Let us proceed to geography and chronology, without which history would be no certain guide, but would resemble a kindled vapour without either a settled place or a steady light. For a reason before intimated, I shall not name the various cosmographical books which are extant in Arabic and Persian, nor give an account of those which the Turks have beautifully printed in their own improved language, but shall expatiate a little on the geography and astronomy of India; having first observed generally, that all the Asiatic nations must be far better acquainted with their several countries than mere European scholars and travellers; that consequently, we must learn their geography from their own writings: and that by collating many copies of the same work, we may correct blunders of transcribers in tables, names, and descriptions.
Geography, astronomy, and chronology have, in this part of Asia, shared the fate of authentic history; and, like that, have been so masked and bedecked in the fantastic robes of mythology and metaphor, that the real system of Indian philosophers and mathematicians can scarce be distinguished: an accurate knowledge of Sanscrit, and a confidential intercourse with learned Brahmens, are the only means of separating truth from fable; and we may expect the most important discoveries from two of our members, concerning whom it may be safely asserted, that if our Society should have produced no other advantage than the invitation given to them for the public display of their talents, we should have a claim to the thanks of our country and of all Europe. Lieutenant Wilford has exhibited an interesting specimen of the geographical knowledge deducible from the Puranas, and will in time present you with so complete a treatise on the ancient world known to the Hindus, that the light acquired by the Greeks will appear but a glimmering in comparison of that he will diffuse; while Mr.

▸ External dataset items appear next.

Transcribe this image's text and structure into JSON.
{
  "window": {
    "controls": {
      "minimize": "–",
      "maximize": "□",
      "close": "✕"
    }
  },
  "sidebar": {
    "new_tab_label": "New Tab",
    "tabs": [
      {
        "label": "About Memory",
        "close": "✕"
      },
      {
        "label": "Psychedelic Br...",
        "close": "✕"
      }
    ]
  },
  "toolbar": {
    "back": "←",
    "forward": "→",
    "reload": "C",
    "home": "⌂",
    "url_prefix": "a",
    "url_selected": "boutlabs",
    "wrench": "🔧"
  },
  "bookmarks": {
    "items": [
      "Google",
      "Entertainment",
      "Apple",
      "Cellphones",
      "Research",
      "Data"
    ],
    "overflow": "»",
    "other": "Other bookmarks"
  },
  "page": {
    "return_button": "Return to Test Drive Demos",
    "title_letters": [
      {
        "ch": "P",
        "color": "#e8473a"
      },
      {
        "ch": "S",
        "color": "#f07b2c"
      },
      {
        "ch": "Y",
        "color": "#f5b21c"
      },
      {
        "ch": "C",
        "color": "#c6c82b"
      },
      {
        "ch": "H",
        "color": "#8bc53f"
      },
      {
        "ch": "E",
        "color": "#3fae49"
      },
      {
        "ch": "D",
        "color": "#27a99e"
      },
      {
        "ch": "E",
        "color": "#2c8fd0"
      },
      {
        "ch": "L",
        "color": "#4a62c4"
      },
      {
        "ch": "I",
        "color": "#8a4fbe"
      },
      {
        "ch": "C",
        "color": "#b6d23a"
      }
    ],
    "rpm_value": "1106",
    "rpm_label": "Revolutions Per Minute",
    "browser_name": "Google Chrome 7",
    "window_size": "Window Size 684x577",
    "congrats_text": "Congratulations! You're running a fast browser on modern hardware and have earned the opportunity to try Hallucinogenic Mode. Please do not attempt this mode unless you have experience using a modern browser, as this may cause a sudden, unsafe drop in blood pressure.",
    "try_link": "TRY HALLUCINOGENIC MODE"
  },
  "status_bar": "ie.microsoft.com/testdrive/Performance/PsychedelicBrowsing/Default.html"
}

Davis, who has given us a distinct idea of Indian computations and cycles, and ascertained the place of the colures at a time of great importance in history, will hereafter disclose the systems of Hindu astronomers, from Nared and Parasar to Meya, Varahamihir, and Bhascar; and will soon, I trust, lay before you a perfect delineation of all the Indian asterisms in both hemispheres, where you will perceive so strong a general resemblance to the constellations of the Greeks, as to prove that the two systems were originally one and the same, yet with such a diversity in parts, as to show incontestibly that neither system was copied from the other; whence it will follow, that they must have had some common source.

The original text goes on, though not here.